In the struggle to make sense of John Kennedy’s death, the majesty of the Catholic requiem Mass—as well as a nation’s secular rituals for honoring its most venerated dead—were combined in potent union. Quite deliberately, the Kennedys melded the rites of their Irish Catholic culture almost seamlessly into the traditions of the broader American society. The power of these rituals, from the martyr images to the allusions of Lincoln’s funeral,were powerfully drawn by Jacqueline Kennedy, enough to touch the soul of a nation. “Mrs. John F. Kennedy and the White House staff who had served the President so well in life were determined that his spirit would be served in death,” Newsweek observed. “She chose to make the ritual a consummate gesture of adoration—up to the ultimate touch (unprecedented in the U.S., except at the Gettysburg battlefield): the eternal light she lit at his grave.”
Kennedy’s loss was felt in a remarkably personal way by the public. After three years in Washington, many of the Kennedys were known on a first-name basis to Americans—not only Jack the president, but his brothers, Bobby and Teddy, his wife, Jackie, mother Rose, and children Caroline and John-John. Their private grief was transformed into a communal agony, beyond the constitutional replacement of one elected official with another. The Kennedys were treated like extended family members by every American deeply affected by the president’s death.

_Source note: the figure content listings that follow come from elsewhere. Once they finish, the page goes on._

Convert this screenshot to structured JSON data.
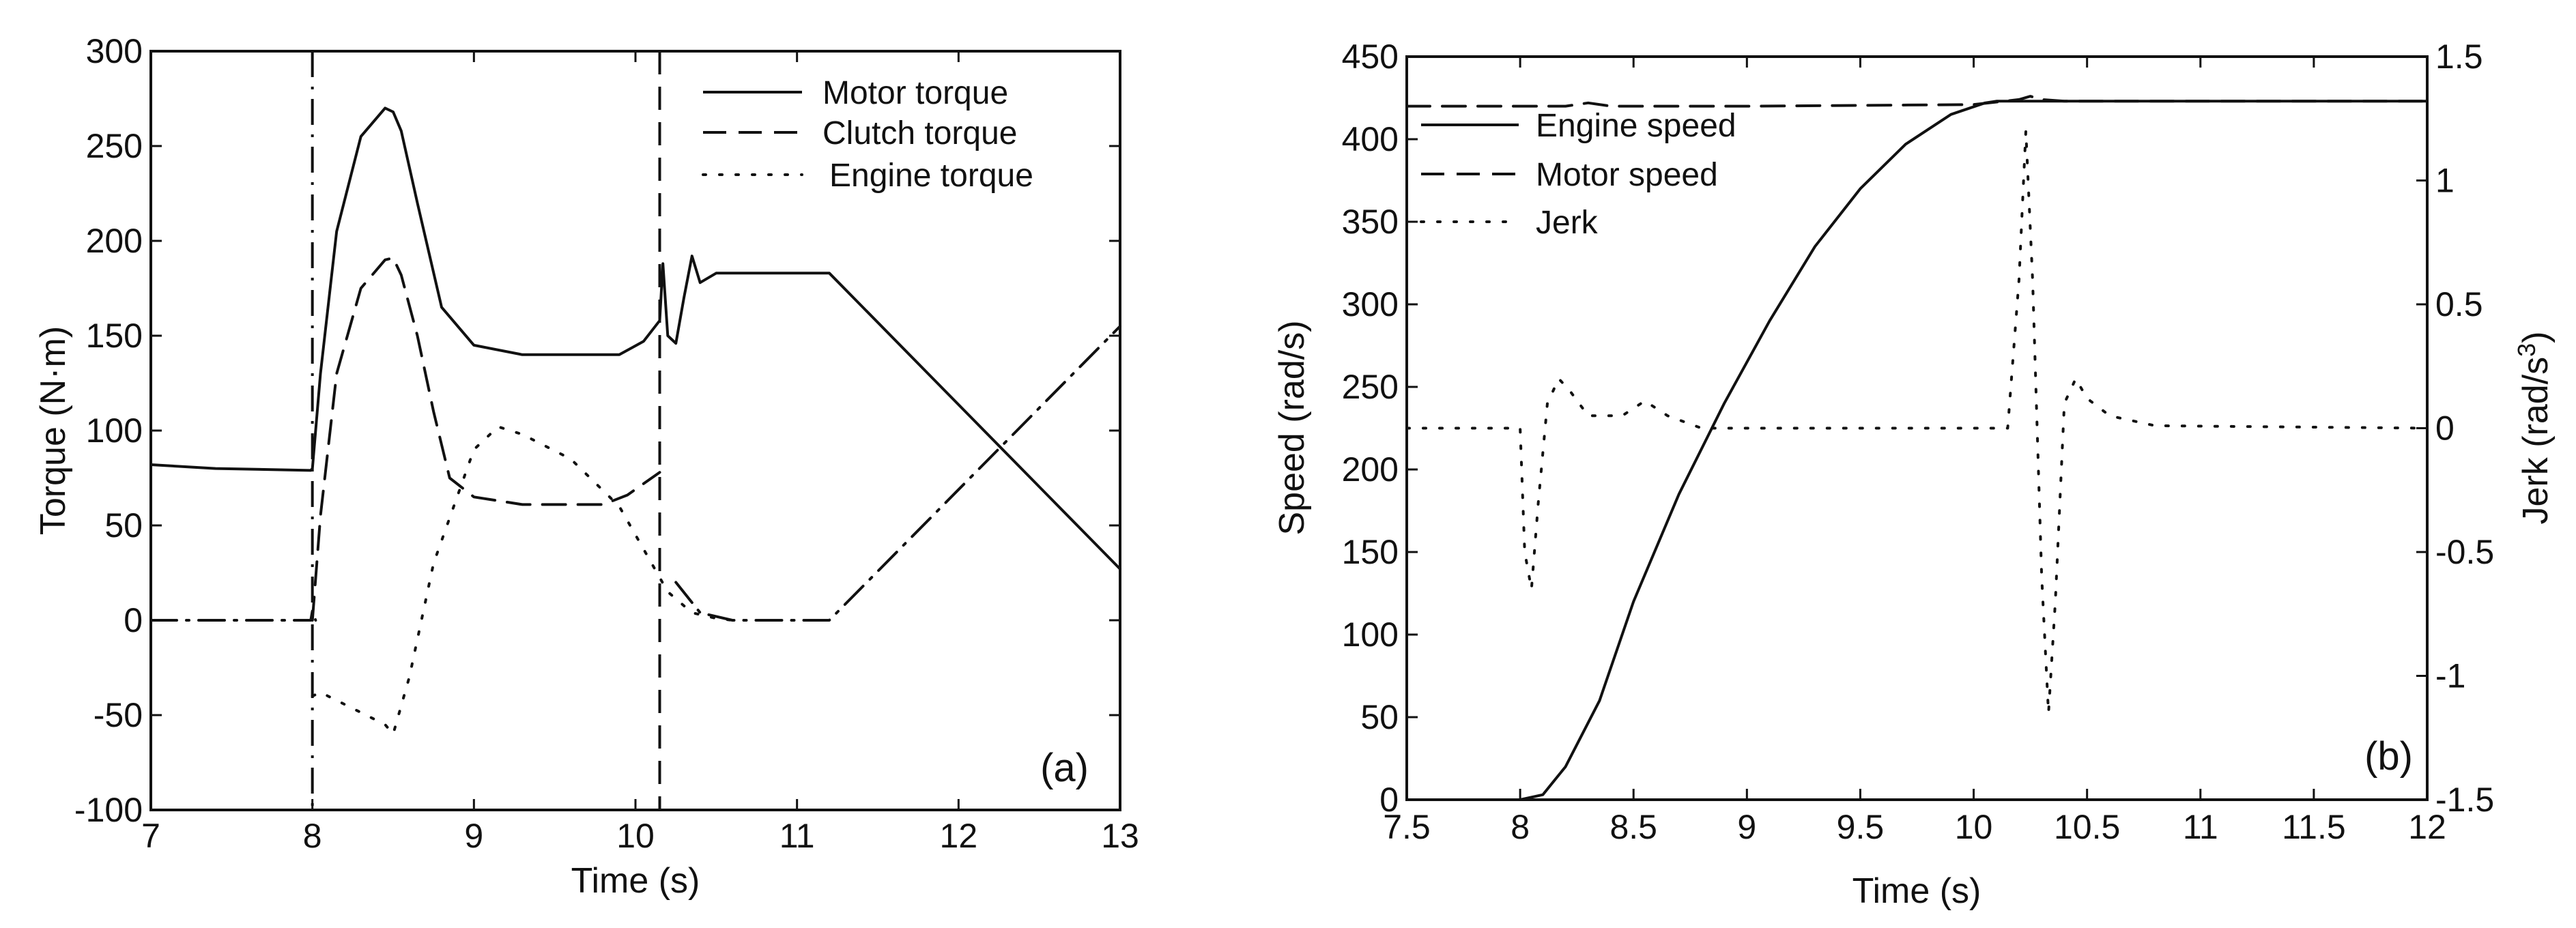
{
  "chart_data": [
    {
      "panel": "(a)",
      "type": "line",
      "xlabel": "Time (s)",
      "ylabel": "Torque (N·m)",
      "xlim": [
        7,
        13
      ],
      "ylim": [
        -100,
        300
      ],
      "xticks": [
        7,
        8,
        9,
        10,
        11,
        12,
        13
      ],
      "yticks": [
        -100,
        -50,
        0,
        50,
        100,
        150,
        200,
        250,
        300
      ],
      "vertical_markers": [
        {
          "x": 8.0,
          "style": "dashdot"
        },
        {
          "x": 10.15,
          "style": "dashed"
        }
      ],
      "legend": [
        {
          "label": "Motor torque",
          "style": "solid"
        },
        {
          "label": "Clutch torque",
          "style": "dashed"
        },
        {
          "label": "Engine torque",
          "style": "dotted"
        }
      ],
      "series": [
        {
          "name": "Motor torque",
          "style": "solid",
          "x": [
            7.0,
            7.4,
            7.99,
            8.0,
            8.05,
            8.15,
            8.3,
            8.45,
            8.5,
            8.55,
            8.65,
            8.8,
            9.0,
            9.3,
            9.9,
            10.05,
            10.15,
            10.17,
            10.2,
            10.25,
            10.3,
            10.35,
            10.4,
            10.5,
            10.6,
            11.2,
            13.0
          ],
          "y": [
            82,
            80,
            79,
            80,
            130,
            205,
            255,
            270,
            268,
            258,
            220,
            165,
            145,
            140,
            140,
            147,
            158,
            188,
            150,
            146,
            170,
            192,
            178,
            183,
            183,
            183,
            27
          ]
        },
        {
          "name": "Clutch torque",
          "style": "dashed",
          "x": [
            8.0,
            8.05,
            8.15,
            8.3,
            8.45,
            8.5,
            8.55,
            8.65,
            8.75,
            8.85,
            9.0,
            9.3,
            9.8,
            9.95,
            10.15
          ],
          "y": [
            0,
            55,
            130,
            175,
            190,
            191,
            182,
            150,
            110,
            75,
            65,
            61,
            61,
            66,
            78
          ]
        },
        {
          "name": "Engine torque",
          "style": "dotted",
          "x": [
            8.0,
            8.05,
            8.45,
            8.5,
            8.6,
            8.75,
            9.0,
            9.15,
            9.3,
            9.6,
            9.9,
            10.1,
            10.2,
            10.35,
            10.5,
            10.6
          ],
          "y": [
            -40,
            -38,
            -55,
            -60,
            -30,
            30,
            90,
            102,
            98,
            85,
            60,
            30,
            15,
            4,
            1,
            0
          ]
        },
        {
          "name": "Engine/clutch dash-dot",
          "style": "dashdot",
          "x": [
            7.0,
            7.99,
            8.0,
            8.02,
            10.15,
            10.25,
            10.4,
            10.6,
            11.2,
            13.0
          ],
          "y": [
            0,
            0,
            5,
            0,
            null,
            20,
            4,
            0,
            0,
            155
          ]
        }
      ]
    },
    {
      "panel": "(b)",
      "type": "line",
      "xlabel": "Time (s)",
      "ylabel": "Speed (rad/s)",
      "y2label": "Jerk (rad/s",
      "y2label_sup": "3",
      "y2label_close": ")",
      "xlim": [
        7.5,
        12
      ],
      "ylim": [
        0,
        450
      ],
      "y2lim": [
        -1.5,
        1.5
      ],
      "xticks": [
        7.5,
        8,
        8.5,
        9,
        9.5,
        10,
        10.5,
        11,
        11.5,
        12
      ],
      "yticks": [
        0,
        50,
        100,
        150,
        200,
        250,
        300,
        350,
        400,
        450
      ],
      "y2ticks": [
        -1.5,
        -1,
        -0.5,
        0,
        0.5,
        1,
        1.5
      ],
      "legend": [
        {
          "label": "Engine speed",
          "style": "solid"
        },
        {
          "label": "Motor speed",
          "style": "dashed"
        },
        {
          "label": "Jerk",
          "style": "dotted"
        }
      ],
      "series": [
        {
          "name": "Engine speed",
          "style": "solid",
          "axis": "left",
          "x": [
            7.5,
            8.0,
            8.1,
            8.2,
            8.35,
            8.5,
            8.7,
            8.9,
            9.1,
            9.3,
            9.5,
            9.7,
            9.9,
            10.05,
            10.1,
            12.0
          ],
          "y": [
            0,
            0,
            3,
            20,
            60,
            120,
            185,
            240,
            290,
            335,
            370,
            397,
            415,
            422,
            423,
            423
          ]
        },
        {
          "name": "Motor speed",
          "style": "dashed",
          "axis": "left",
          "x": [
            7.5,
            8.2,
            8.3,
            8.4,
            9.0,
            10.0,
            10.2,
            10.25,
            10.3,
            10.4,
            12.0
          ],
          "y": [
            420,
            420,
            422,
            420,
            420,
            421,
            424,
            426,
            424,
            423,
            423
          ]
        },
        {
          "name": "Jerk",
          "style": "dotted",
          "axis": "right",
          "x": [
            7.5,
            8.0,
            8.02,
            8.05,
            8.08,
            8.12,
            8.17,
            8.22,
            8.3,
            8.45,
            8.55,
            8.65,
            8.8,
            10.15,
            10.2,
            10.23,
            10.26,
            10.3,
            10.33,
            10.36,
            10.4,
            10.45,
            10.5,
            10.6,
            10.8,
            12.0
          ],
          "y": [
            0,
            0,
            -0.5,
            -0.65,
            -0.3,
            0.1,
            0.2,
            0.15,
            0.05,
            0.05,
            0.11,
            0.05,
            0.0,
            0.0,
            0.6,
            1.2,
            0.6,
            -0.6,
            -1.15,
            -0.7,
            0.1,
            0.2,
            0.12,
            0.05,
            0.01,
            0.0
          ]
        }
      ]
    }
  ]
}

To many minority citizens—those who believed Kennedy could make a significant improvement in American life—the assassination was a cutting blow. “His last speech on race relations was the most earnest, human an
d profound appeal for understanding and justice that any President has uttered since the first days of the Republic,” expressed the Reverend Martin Luther King Jr. after Kennedy’s death.“The unmistakable cause of the sincere grief expressed by so many millions was more than simple emotion. It revealed that President Kennedy had become a symbol of people’s yearnings for justice, economic well-being and peace.”
The Irish felt his loss most keenly. After attending the funeral, Eamon De Valera met briefly with Jacqueline Kennedy, paying his respects in the upstairs private chambers of the White House. Then he came down to the Cabinet Room, tears filling the old warrior’s eyes. With poetic license, De Valera likened the killing of Kennedy in Dallas to another assassination in Irish history, the fall of a king-like leader who had resisted Cromwell centuries earlier.“He said, in Ireland, historians would compare the tragic death of John Kennedy to one of Ireland’s own great liberators, Owen Roe O’Neill, and he quoted a poem that Thomas Davis wrote, something about a sheep without a shepherd, ‘why did you leave us, why did you die?’” recalled Powers. “And he sobbed.” In his grief, De Valera realized that any hope of seeing the reunification of his partitioned nation, at least in his lifetime, was now probably gone.